Gottfried Weiß. Having met him has moved me. He could have been bitter after everything that has been done to his family and especially to himself, but he sees, firm in his Christian beliefs, at first a friend in every human being, and has even forgiven the murderers of the Nazi regime. In good hands within the circle of his family, every new day fills him with thankfulness – an impressive man, who commits himself in the board of the Roma and Sinti Union and in addition to that fights against forgetting of the past as a contemporary witness everywhere where young people want to listen to him: in Germany, Russia, England, Poland, Lithuania, Sweden, Israel.


Claus Günther





Gottfried Weiß suffered more than 2.5 million minutes in fear and horror during his five-year incarceration in different camps.

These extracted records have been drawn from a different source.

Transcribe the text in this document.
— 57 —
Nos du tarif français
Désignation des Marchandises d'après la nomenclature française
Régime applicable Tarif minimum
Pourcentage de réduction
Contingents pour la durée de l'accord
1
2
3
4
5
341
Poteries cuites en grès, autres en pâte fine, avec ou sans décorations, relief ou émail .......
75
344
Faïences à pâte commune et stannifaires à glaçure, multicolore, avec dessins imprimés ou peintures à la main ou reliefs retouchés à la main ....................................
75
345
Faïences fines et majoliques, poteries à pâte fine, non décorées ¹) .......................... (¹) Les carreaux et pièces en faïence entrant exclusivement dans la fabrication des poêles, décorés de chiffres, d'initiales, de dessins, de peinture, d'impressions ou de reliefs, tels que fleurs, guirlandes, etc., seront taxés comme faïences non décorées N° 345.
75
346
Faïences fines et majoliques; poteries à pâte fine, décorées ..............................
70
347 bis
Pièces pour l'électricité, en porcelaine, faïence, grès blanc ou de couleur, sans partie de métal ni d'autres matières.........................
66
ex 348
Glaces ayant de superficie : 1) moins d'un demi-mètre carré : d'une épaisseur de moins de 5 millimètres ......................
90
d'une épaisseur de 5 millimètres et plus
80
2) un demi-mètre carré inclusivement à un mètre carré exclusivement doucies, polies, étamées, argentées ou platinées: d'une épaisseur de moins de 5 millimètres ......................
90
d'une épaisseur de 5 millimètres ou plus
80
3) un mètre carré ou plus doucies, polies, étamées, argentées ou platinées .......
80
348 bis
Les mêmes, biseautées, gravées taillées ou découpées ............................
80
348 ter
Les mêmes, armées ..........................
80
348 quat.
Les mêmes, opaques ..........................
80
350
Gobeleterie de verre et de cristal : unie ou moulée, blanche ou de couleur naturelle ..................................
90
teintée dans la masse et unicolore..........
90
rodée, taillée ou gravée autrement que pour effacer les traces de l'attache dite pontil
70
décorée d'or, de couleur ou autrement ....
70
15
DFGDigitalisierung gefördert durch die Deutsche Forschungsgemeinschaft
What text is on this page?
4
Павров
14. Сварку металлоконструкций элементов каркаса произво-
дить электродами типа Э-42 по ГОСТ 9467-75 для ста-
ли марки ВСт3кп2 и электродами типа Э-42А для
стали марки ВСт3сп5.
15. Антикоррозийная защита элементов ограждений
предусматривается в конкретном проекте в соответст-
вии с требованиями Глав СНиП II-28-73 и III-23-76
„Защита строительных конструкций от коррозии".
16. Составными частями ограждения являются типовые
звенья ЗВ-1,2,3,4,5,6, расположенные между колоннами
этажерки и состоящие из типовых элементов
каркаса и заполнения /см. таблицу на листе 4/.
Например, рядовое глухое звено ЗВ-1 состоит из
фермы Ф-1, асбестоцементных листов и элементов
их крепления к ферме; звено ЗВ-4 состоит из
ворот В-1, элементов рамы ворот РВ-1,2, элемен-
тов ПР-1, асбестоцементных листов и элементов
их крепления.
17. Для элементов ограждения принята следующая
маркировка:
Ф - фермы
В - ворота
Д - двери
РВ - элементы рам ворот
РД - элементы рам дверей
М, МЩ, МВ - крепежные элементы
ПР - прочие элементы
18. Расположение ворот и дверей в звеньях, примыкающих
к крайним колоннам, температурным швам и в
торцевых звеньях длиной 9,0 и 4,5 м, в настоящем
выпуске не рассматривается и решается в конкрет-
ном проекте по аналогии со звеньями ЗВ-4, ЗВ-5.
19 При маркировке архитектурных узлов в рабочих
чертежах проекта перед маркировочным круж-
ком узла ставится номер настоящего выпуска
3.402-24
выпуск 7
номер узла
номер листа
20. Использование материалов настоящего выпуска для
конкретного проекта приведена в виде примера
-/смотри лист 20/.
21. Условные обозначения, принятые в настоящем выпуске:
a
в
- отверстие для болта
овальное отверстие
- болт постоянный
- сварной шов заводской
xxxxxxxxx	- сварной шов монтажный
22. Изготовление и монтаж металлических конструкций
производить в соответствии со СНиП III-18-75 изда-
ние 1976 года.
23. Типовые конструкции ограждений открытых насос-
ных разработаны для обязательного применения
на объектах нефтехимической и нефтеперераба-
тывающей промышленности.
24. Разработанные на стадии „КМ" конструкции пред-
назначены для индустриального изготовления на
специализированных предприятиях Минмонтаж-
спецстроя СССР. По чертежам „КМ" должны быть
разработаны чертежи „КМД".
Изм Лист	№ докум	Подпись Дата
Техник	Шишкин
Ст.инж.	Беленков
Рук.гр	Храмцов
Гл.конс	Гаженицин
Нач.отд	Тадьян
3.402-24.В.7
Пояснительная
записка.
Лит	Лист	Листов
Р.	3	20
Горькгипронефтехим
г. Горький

More than half a million Roma and Sinti were killed in the extermination camps of the Nazis.



The racial-biological research of the Nazi physicians laid the foundation for the gene research of today.


Notice: May 16th

Police station Nöldekestraße, Hamburg-Harburg, commemoration ceremony lest we forget



In the Warsaw ghetto, there was about one square meter of living space for each inhabitant. In a 20-square-meter room, you had 20 persons. Try to measure out a small room and fill it with one pupil per square meter.



Mr. Gottfried Weiß remembers:

“For 200 grams of bread more, I volunteered to collect the corpses in the Warsaw ghetto and cart them to a common grave. It was a terrible work. But otherwise I would have died of malnutrition and exhaustion, like all the people. I remember that I once even picked up a piece of bread out of the hands of a dead man.”